This section lists various resources for students and other human beings on this site.
AI in Assessment
I was one of the lucky recipients of an EdLab Education Innovation grants in the 2025–26 cohort. As the project is nearing completion, I am sharing my findings in an eight-part blog series that is first accessible for Maastricht University staff on UMployee. Over the summer, the blog will be shared more widely with the education community.
Meanwhile, I’m sharing supplementary material for the blog posts that warrant it here:
Post #2: Knowing Your Model’s Limits
You can find examples of some of my diagnostic questions here.
STATA Cookbook
I have written an introductory Stata Cookbook for the course “Methods for Policy Analysis” at Maastricht University and United Nations University. It’s released under MIT License at CodeBerg.
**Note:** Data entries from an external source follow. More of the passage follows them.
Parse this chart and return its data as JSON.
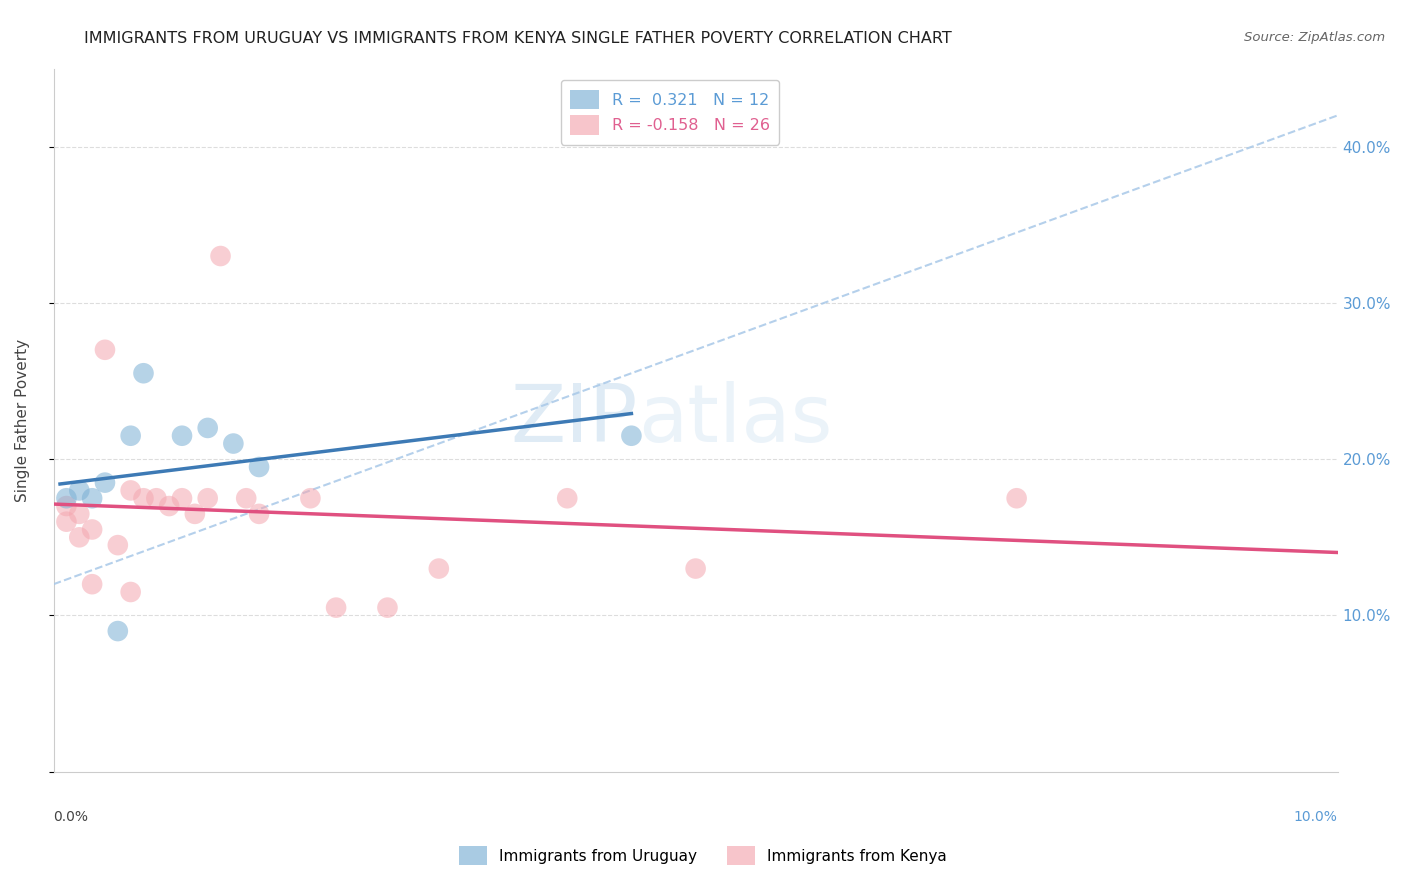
{
  "title": "IMMIGRANTS FROM URUGUAY VS IMMIGRANTS FROM KENYA SINGLE FATHER POVERTY CORRELATION CHART",
  "source": "Source: ZipAtlas.com",
  "ylabel": "Single Father Poverty",
  "watermark_zip": "ZIP",
  "watermark_atlas": "atlas",
  "xlim": [
    0.0,
    0.1
  ],
  "ylim": [
    0.0,
    0.45
  ],
  "ytick_vals": [
    0.0,
    0.1,
    0.2,
    0.3,
    0.4
  ],
  "ytick_labels_right": [
    "",
    "10.0%",
    "20.0%",
    "30.0%",
    "40.0%"
  ],
  "uruguay_R": 0.321,
  "uruguay_N": 12,
  "kenya_R": -0.158,
  "kenya_N": 26,
  "uruguay_color": "#7bafd4",
  "kenya_color": "#f4a7b0",
  "uruguay_line_color": "#3d7ab5",
  "kenya_line_color": "#e05080",
  "dashed_line_color": "#a8c8e8",
  "legend_labels": [
    "Immigrants from Uruguay",
    "Immigrants from Kenya"
  ],
  "title_color": "#222222",
  "source_color": "#666666",
  "grid_color": "#dddddd",
  "axis_color": "#cccccc",
  "right_label_color": "#5b9bd5",
  "uruguay_points_x": [
    0.001,
    0.002,
    0.003,
    0.004,
    0.005,
    0.006,
    0.007,
    0.01,
    0.012,
    0.014,
    0.016,
    0.045
  ],
  "uruguay_points_y": [
    0.175,
    0.18,
    0.175,
    0.185,
    0.09,
    0.215,
    0.255,
    0.215,
    0.22,
    0.21,
    0.195,
    0.215
  ],
  "kenya_points_x": [
    0.001,
    0.001,
    0.002,
    0.002,
    0.003,
    0.003,
    0.004,
    0.005,
    0.006,
    0.006,
    0.007,
    0.008,
    0.009,
    0.01,
    0.011,
    0.012,
    0.013,
    0.015,
    0.016,
    0.02,
    0.022,
    0.026,
    0.03,
    0.04,
    0.05,
    0.075
  ],
  "kenya_points_y": [
    0.17,
    0.16,
    0.165,
    0.15,
    0.155,
    0.12,
    0.27,
    0.145,
    0.18,
    0.115,
    0.175,
    0.175,
    0.17,
    0.175,
    0.165,
    0.175,
    0.33,
    0.175,
    0.165,
    0.175,
    0.105,
    0.105,
    0.13,
    0.175,
    0.13,
    0.175
  ],
  "dashed_line_x": [
    0.0,
    0.1
  ],
  "dashed_line_y": [
    0.12,
    0.42
  ]
}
The cookbook holds a collection of useful STATA commands with notes on when and how to use them. You can get the entire cookbook in one file (view/download), or you can get parts of the cookbook grouped by topic:
- intro.do (download)
- logging.do (download)
- importing.do (download)
- labeling.do (download)
- graphing.do (download)
- ideal.do (download)
If you are working with STATA, my examples can serve as the foundation to build your own personal cookbook. This initial collection of commands will cover many of the most common functions of STATA, but there are good reasons to build on that foundation: perhaps you want to augment our notes on how to use commands, so that they are more clear or fit your preferred use better. Perhaps you found a useful commands or tricks online and you want to include them in your personal cookbook. As you continue to use STATA, having your own personal cookbook allows you to keep adding new commands and notes.